Indications of Pulpotomy
- This procedure is indicated where there is a pulpal exposure but the tooth is asymptomatic or exhibits signs of reversible pulpitis.
- The latter is characterised by pain of short duration or where the tooth is sensitive to temperature changes. Thus a cold drink may elicit some discomfort which disappears quickly.
- This indicates that the pulp has undergone inflammatory changes but this is probably confined to the coronal part only and the radicular pulp tissue is likely to remain unaffected.
Procedure of pulpotomy :
The vital pulpotomy therefore involves the elimination of the coronal pulp, which allows the remainder of the pulp to be retained. The tooth (Fig. 12.14a) is anaesthetised and with isolation under a dental dam, all remaining caries is removed together with the roof of the pulp chamber.
This exposes the coronal pulpal contents which then may be removed by a slowly rotating rosehead bur leaving the floor of the pulp chamber bereft of all pulp tissue except for the apertures of the root canals (Fig. 12.14b).
Care is required to avoid inadvertent perforation of the floor of the pulp chamber with the rosehead bur. The vacant pulp chamber is irrigated with water using the triple syringe and dried with a cotton pledget. The bleeding from the radicular pulp should have stopped so as to leave a clear, dry pulp chamber floor. A medicament is now applied to treat the remaining pulp; this is applied for 4 minutes with a lightly moistened cotton pledget (Fig. 12.14c).
Historically, formocresol was used to fix and disinfect the tissue. However, despite its excellent success record over almost 70 years of use in pediatric dentistry, concerns have been raised because of the formalin it contains. The latter has been associated with toxicity and potential carcinogenicity, although it has to be emphasised that there is currently no evidence linking this to dental use. For a short time in the 1990s 2% gluteraldehyde was used instead but this was found to be equally toxic. A more recent substitute is ferric sulphate and this is proving to be as effective as formocresol but without the associated problems. This is therefore currently the medicament of choice for vital pulpotomies.
After applying the ferric sulphate for 4 minutes, the pledget is removed and the floor of pulp chamber and the radicular pulp are covered with a lining of zinc oxide eugenol (Fig. 12.14d) and the tooth is restored in the appropriate way. Should a composite resin be the restorative material then an additional lining, such as zinc phosphate, is required to prevent the adverse effect of the zinc oxide eugenol on the setting of the composite resin.

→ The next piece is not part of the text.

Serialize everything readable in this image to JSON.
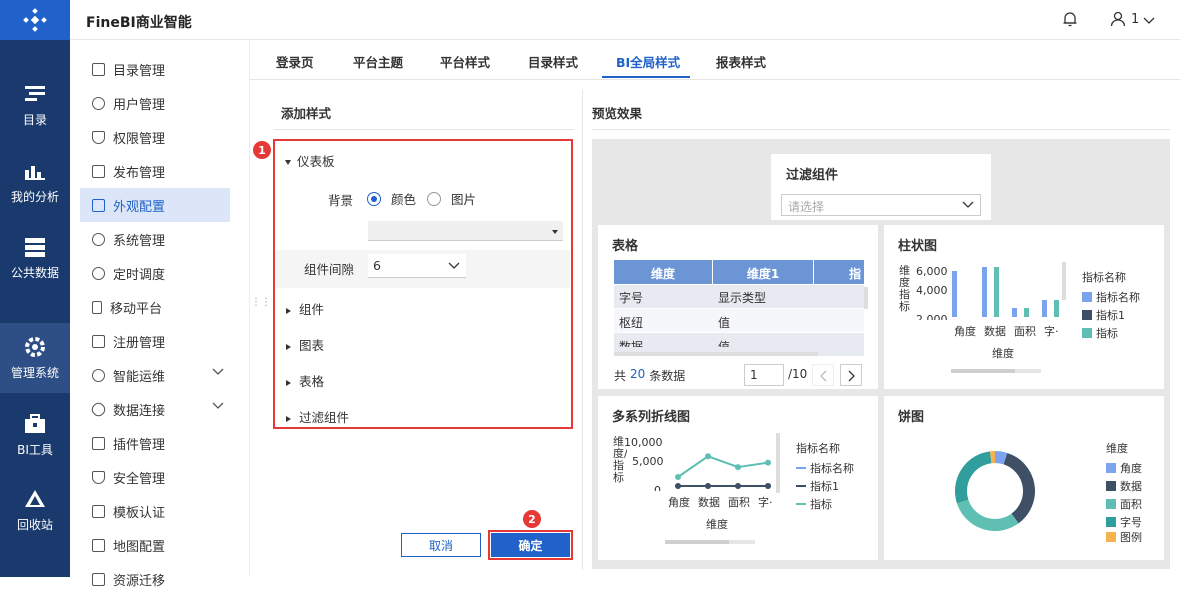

In cases where there is evidence of irreversible pulpitis, characterised by constant pain exacerbated by thermal changes, the assumption is that inflammatory changes extend throughout the pulpal tissue, including the radicular pulp. Application of ferric sulphate as before would be unsuccessful as this would be placed on inflamed tissue. At one time a devitalising procedure was advocated, whereby the tooth was rendered non-vital by dressing the radicular pulp with paraformaldehyde paste for 7 days. During this period the inflamed pulp tissue would die and leave non-infected fixed tissue.
However, the same concerns regarding formocresol have been raised in relation to the use of paraformaldehyde and hence this technique is no longer advocated. Where there is an irreversible pulpitis, the coronal pulp is removed under local anaesthesia as described above, and Ledermix is placed over the radicular pulp. This is a proprietary paste which contains a corticosteroid (1% triamcinalone) and an antibiotic (3% chlortetracycline).
The former is effective in reducing the inflammation whilst the latter has bactericidal properties. A structural lining is required over the Ledermix before the tooth is restored.
The success of a pulpotomy procedure is indicated clinically by:
■ The absence of pain and swelling.
■ No tenderness to percussion.
■ No pathological mobility.
It is indicated radiographically by:
■ The absence of pathological radiolucency at the furcation area of the root.
■ Normal root resorption as part of the exfoliation process.
Should failure occur as demonstrated by these signs and symptoms, then an extraction is usually indicated.